As the state court transcript appended to the majority opinion makes clear, the trial court neither followed the preferred procedure nor otherwise insured that Moreno’s waiver was knowing and intelligent. No effort was made to explain the nature of the charges or to ascertain whether Moreno understood the nature of the charges he was facing. There is, similarly, no mention in the colloquy of the possible penalties Moreno faced (he was sentenced to a 36-year term of imprisonment). And, as those portions of the transcript quoted in the majority opinion demonstrate, Moreno was warned of the consequences of self-representation only in the vaguest and most general terms.2 Moreno was not queried or informed about any of the intricacies of trying a criminal case, including voir dire and jury selection, the rules of evidence (e.g., hearsay, leading questions, authentication, opinion testimony), his familiarity with obtaining compulsory process for witnesses or documents, discovery, or Brady rights. The record is simply barren of these matters.
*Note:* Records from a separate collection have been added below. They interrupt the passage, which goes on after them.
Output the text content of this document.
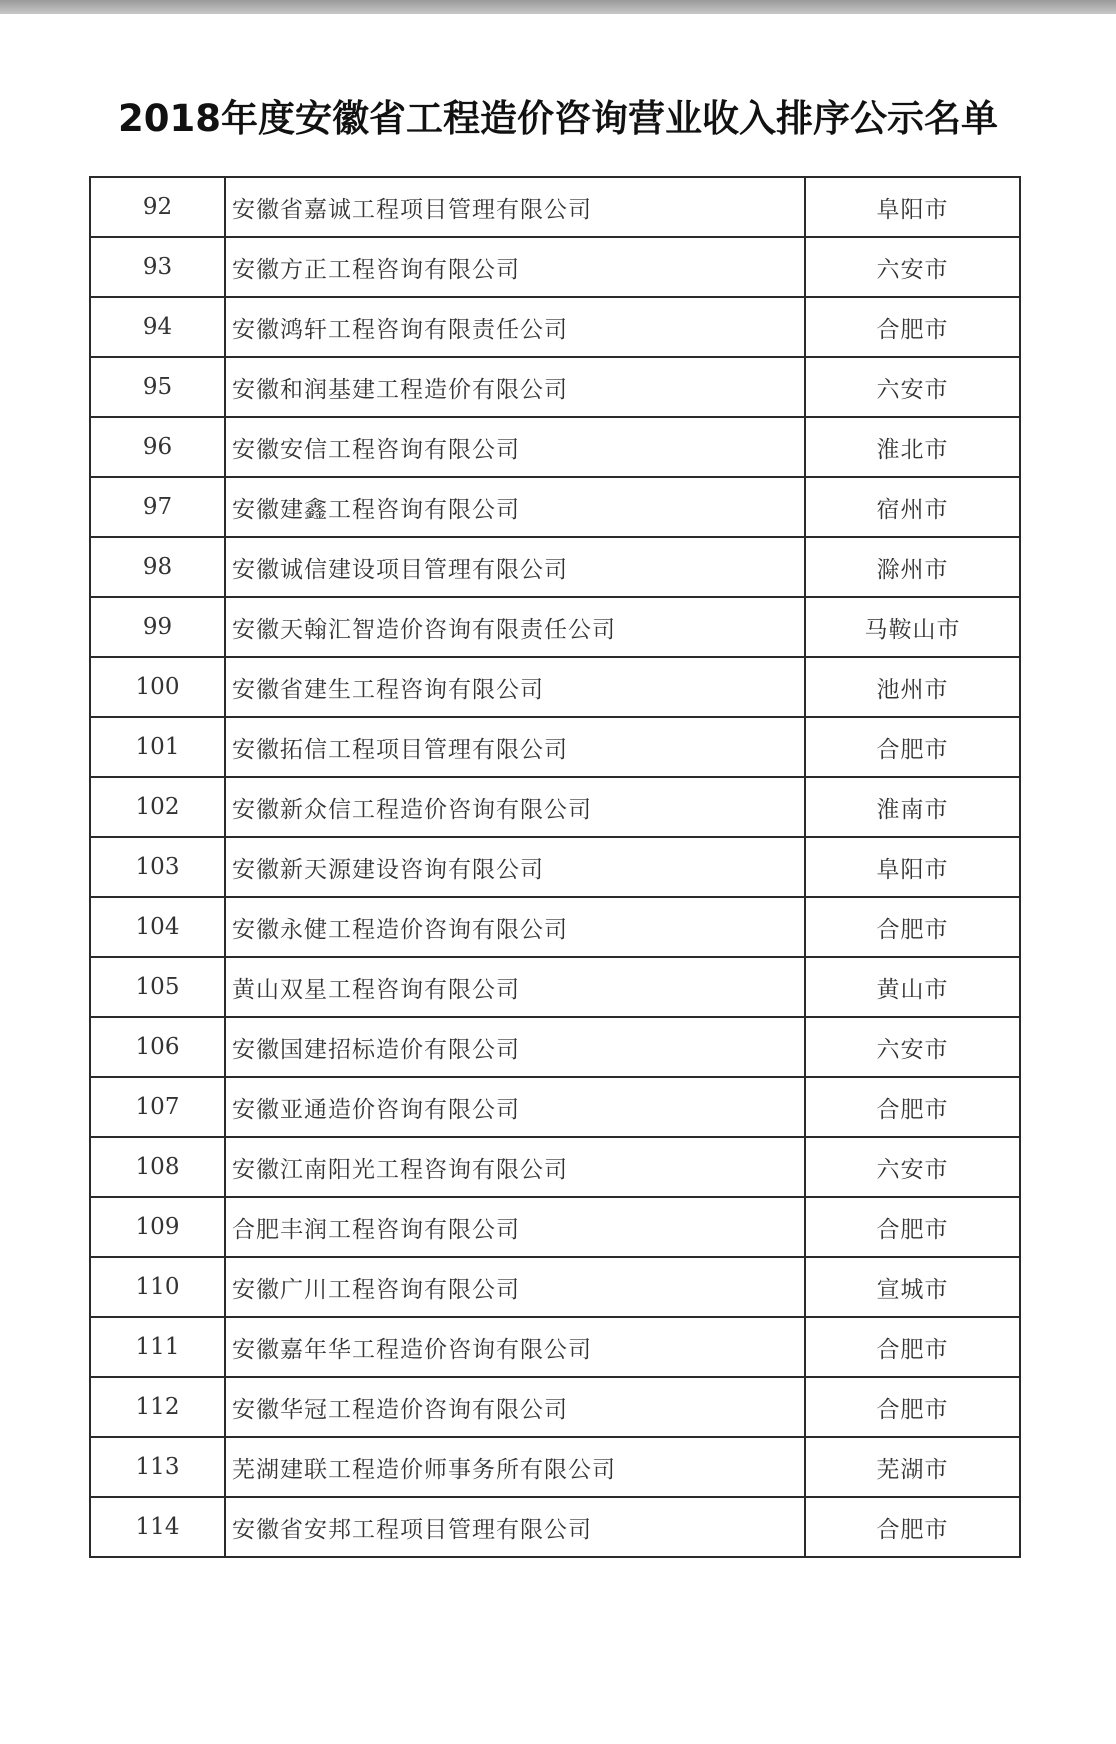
2018年度安徽省工程造价咨询营业收入排序公示名单
92	安徽省嘉诚工程项目管理有限公司	阜阳市
93	安徽方正工程咨询有限公司	六安市
94	安徽鸿轩工程咨询有限责任公司	合肥市
95	安徽和润基建工程造价有限公司	六安市
96	安徽安信工程咨询有限公司	淮北市
97	安徽建鑫工程咨询有限公司	宿州市
98	安徽诚信建设项目管理有限公司	滁州市
99	安徽天翰汇智造价咨询有限责任公司	马鞍山市
100	安徽省建生工程咨询有限公司	池州市
101	安徽拓信工程项目管理有限公司	合肥市
102	安徽新众信工程造价咨询有限公司	淮南市
103	安徽新天源建设咨询有限公司	阜阳市
104	安徽永健工程造价咨询有限公司	合肥市
105	黄山双星工程咨询有限公司	黄山市
106	安徽国建招标造价有限公司	六安市
107	安徽亚通造价咨询有限公司	合肥市
108	安徽江南阳光工程咨询有限公司	六安市
109	合肥丰润工程咨询有限公司	合肥市
110	安徽广川工程咨询有限公司	宣城市
111	安徽嘉年华工程造价咨询有限公司	合肥市
112	安徽华冠工程造价咨询有限公司	合肥市
113	芜湖建联工程造价师事务所有限公司	芜湖市
114	安徽省安邦工程项目管理有限公司	合肥市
This lacuna in the record is all the more troubling because it is apparent from the record that Moreno did not really want to represent himself, but wanted another attorney, other than the Public Defender, appointed to represent him. When asked on February 6, 1981, whether he “intend[ed] to represent yourself at this point or do you have another counsel?” Moreno responded: “No. I have no choice to — but to represent myself.” And later in the same proceeding, Moreno reiterated his position: “I’m not refusing my right to a lawyer, and I won’t say that[.] I’m not. Simple as that.”
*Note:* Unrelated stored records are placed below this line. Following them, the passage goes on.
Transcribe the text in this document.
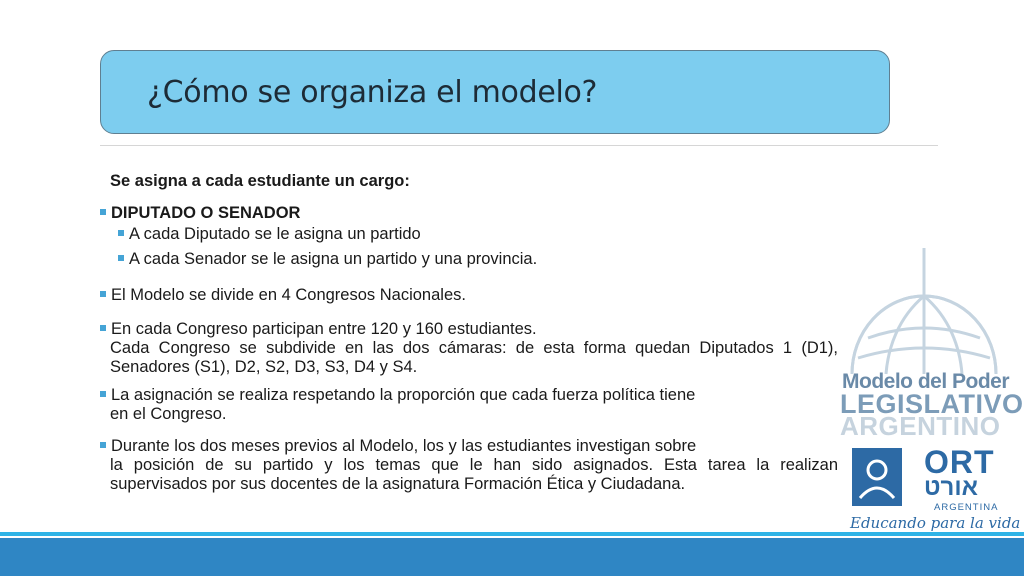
¿Cómo se organiza el modelo?
Se asigna a cada estudiante un cargo:
DIPUTADO O SENADOR
A cada Diputado se le asigna un partido
A cada Senador se le asigna un partido y una provincia.
El Modelo se divide en 4 Congresos Nacionales.
En cada Congreso participan entre 120 y 160 estudiantes.
Cada Congreso se subdivide en las dos cámaras: de esta forma quedan Diputados 1 (D1), Senadores (S1), D2, S2, D3, S3, D4 y S4.
La asignación se realiza respetando la proporción que cada fuerza política tiene
en el Congreso.
Durante los dos meses previos al Modelo, los y las estudiantes investigan sobre
la posición de su partido y los temas que le han sido asignados. Esta tarea la realizan supervisados por sus docentes de la asignatura Formación Ética y Ciudadana.
Modelo del Poder
LEGISLATIVO
ARGENTINO
ORT
אורט
ARGENTINA
Educando para la vida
*673I thus conclude that this is not one of those rare cases in which, in spite of the trial court’s failure to engage in the preferred colloquy, the record nonetheless discloses that the defendant “understood [] the proceedings, including the possible consequences, and the dangers of acting as his own attorney.” Harding, 834 F.2d at 857.
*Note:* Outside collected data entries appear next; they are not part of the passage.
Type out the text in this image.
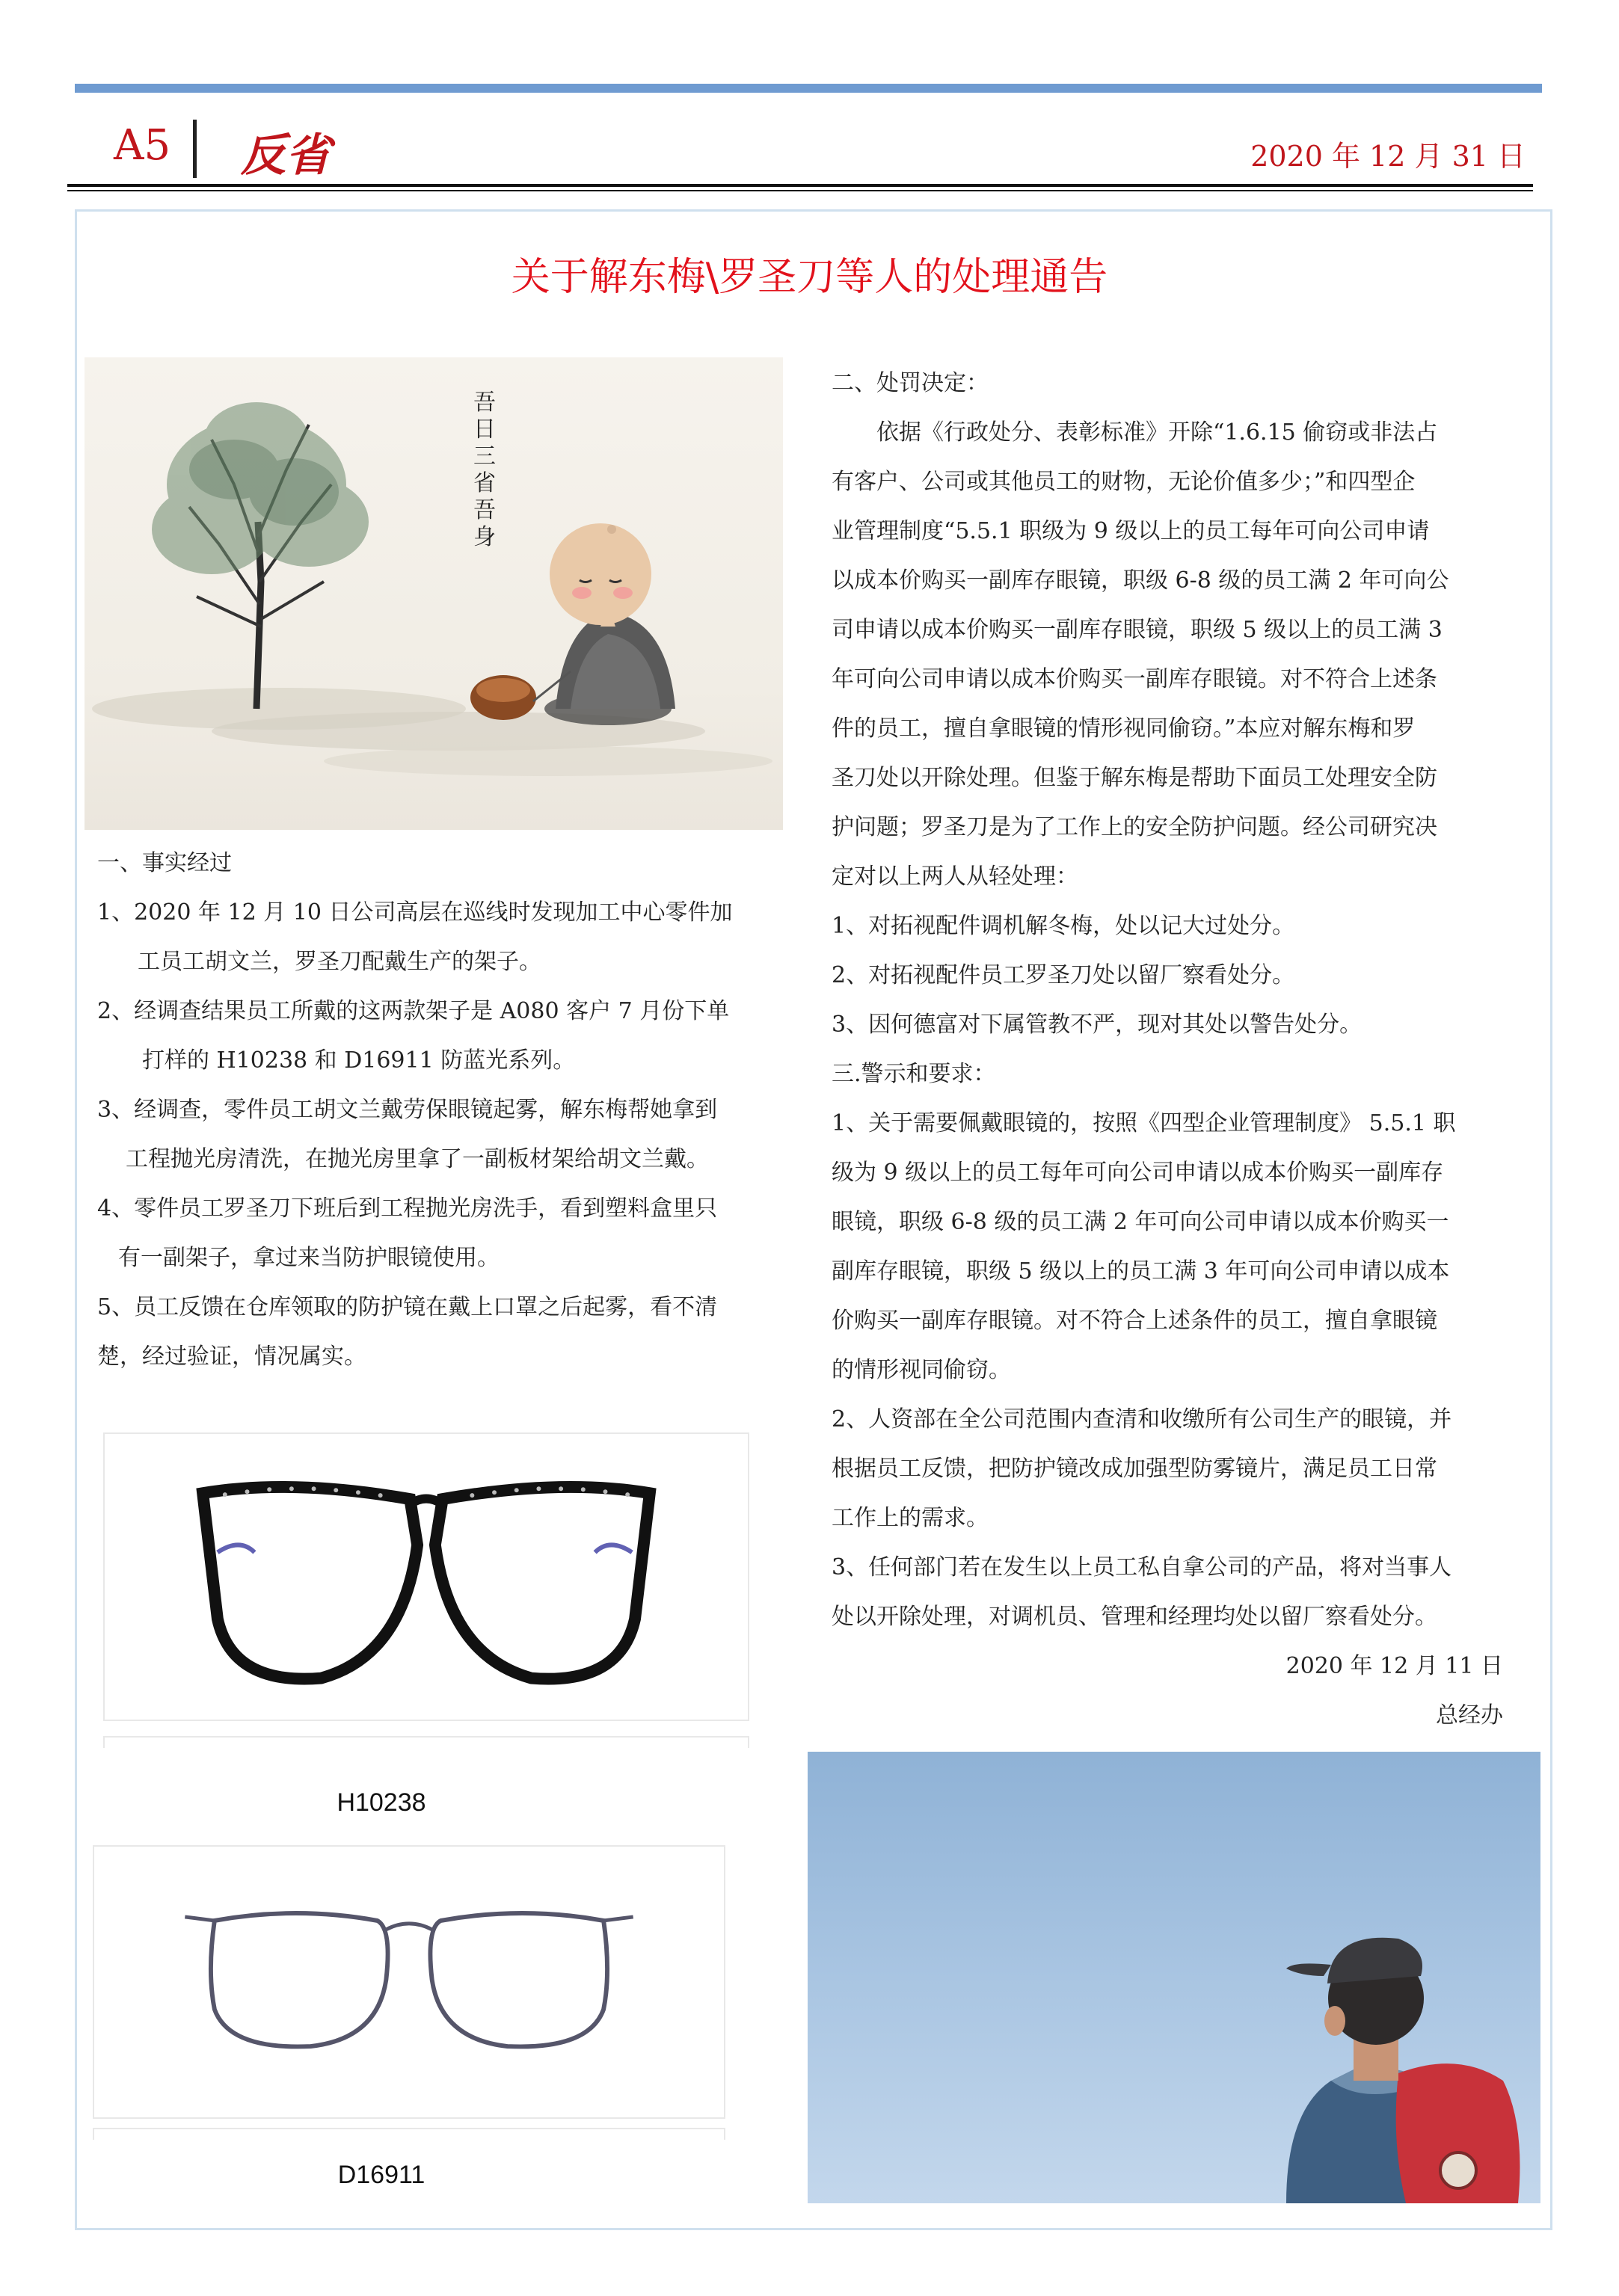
A5 反省	2020 年 12 月 31 日
关于解东梅\罗圣刀等人的处理通告
吾日三省吾身

一、事实经过

1、2020 年 12 月 10 日公司高层在巡线时发现加工中心零件加

工员工胡文兰，罗圣刀配戴生产的架子。

2、经调查结果员工所戴的这两款架子是 A080 客户 7 月份下单

打样的 H10238 和 D16911 防蓝光系列。

3、经调查，零件员工胡文兰戴劳保眼镜起雾，解东梅帮她拿到

工程抛光房清洗，在抛光房里拿了一副板材架给胡文兰戴。

4、零件员工罗圣刀下班后到工程抛光房洗手，看到塑料盒里只

有一副架子，拿过来当防护眼镜使用。

5、员工反馈在仓库领取的防护镜在戴上口罩之后起雾，看不清

楚，经过验证，情况属实。

H10238
D16911

二、处罚决定：

依据《行政处分、表彰标准》开除“1.6.15 偷窃或非法占

有客户、公司或其他员工的财物，无论价值多少；”和四型企

业管理制度“5.5.1 职级为 9 级以上的员工每年可向公司申请

以成本价购买一副库存眼镜，职级 6-8 级的员工满 2 年可向公

司申请以成本价购买一副库存眼镜，职级 5 级以上的员工满 3

年可向公司申请以成本价购买一副库存眼镜。对不符合上述条

件的员工，擅自拿眼镜的情形视同偷窃。”本应对解东梅和罗

圣刀处以开除处理。但鉴于解东梅是帮助下面员工处理安全防

护问题；罗圣刀是为了工作上的安全防护问题。经公司研究决

定对以上两人从轻处理：

1、对拓视配件调机解冬梅，处以记大过处分。

2、对拓视配件员工罗圣刀处以留厂察看处分。

3、因何德富对下属管教不严，现对其处以警告处分。

三.警示和要求：

1、关于需要佩戴眼镜的，按照《四型企业管理制度》 5.5.1 职

级为 9 级以上的员工每年可向公司申请以成本价购买一副库存

眼镜，职级 6-8 级的员工满 2 年可向公司申请以成本价购买一

副库存眼镜，职级 5 级以上的员工满 3 年可向公司申请以成本

价购买一副库存眼镜。对不符合上述条件的员工，擅自拿眼镜

的情形视同偷窃。

2、人资部在全公司范围内查清和收缴所有公司生产的眼镜，并

根据员工反馈，把防护镜改成加强型防雾镜片，满足员工日常

工作上的需求。

3、任何部门若在发生以上员工私自拿公司的产品，将对当事人

处以开除处理，对调机员、管理和经理均处以留厂察看处分。

2020 年 12 月 11 日

总经办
Respectfully, the majority has not only disregarded Balough, but has also ignored the teaching of Harding, Hendricks, and Snook, cases which clearly establish the minimum requirement in state habeas cases for a constitutionally acceptable Far-etta inquiry. Because this case does not meet that minimum requirement in that the defendant’s waiver was not knowingly and intelligently made, I would affirm the district court’s conditional issuance of the writ.

. Because Harding is not a new rule, but the application of Faretta v. California, 422 U.S. 806, 95 S.Ct. 2525, 45 L.Ed.2d 562 (1975), and the rule first laid down in Dujanovic and Cooley, decided in the mid-70s, it presents no retroactivity problem under Teague v. Lane, 489 U.S. 288, 109 S.Ct. 1060, 103 L.Ed.2d 334 (1989). See Penry v. Lynaugh, 492 U.S. 302, 314, 109 S.Ct. 2934, 106 L.Ed.2d 256 (1989). Moreover, we held in Snook v. Wood, 89 F.3d 605 (9th Cir.1996), that the application of Balough to a 1975 state conviction did not violate Teague. See id. at 612-13.

The majority also asserts that "because Ba-lough is not a rule of constitutional law, it is not available to a petitioner proceeding with a habeas corpus petition.” Because Harding is a state habeas case, however, the procedure it approved for a Faretta waiver was necessarily based on the Constitution and is a protection guaranteed by the Constitution, as required by Stone v. Powell, 428 U.S. 465, 486, 96 S.Ct. 3037, 49 L.Ed.2d 1067 (1976).

. Moreno was told, for example:

• You will be charged with the same knowledge as an attorney in this court room. I will not bend over backwards to help you if a mistake is being made.
® I want to warn you of the consequences of representing yourself, like I told you earlier, I’m not going to give you any special favors or compensation....
• We need to make sure that you understand-first of all, I’m sure you’re aware of this, that anything you say can and will be used against you, since it’s all being put down on the record.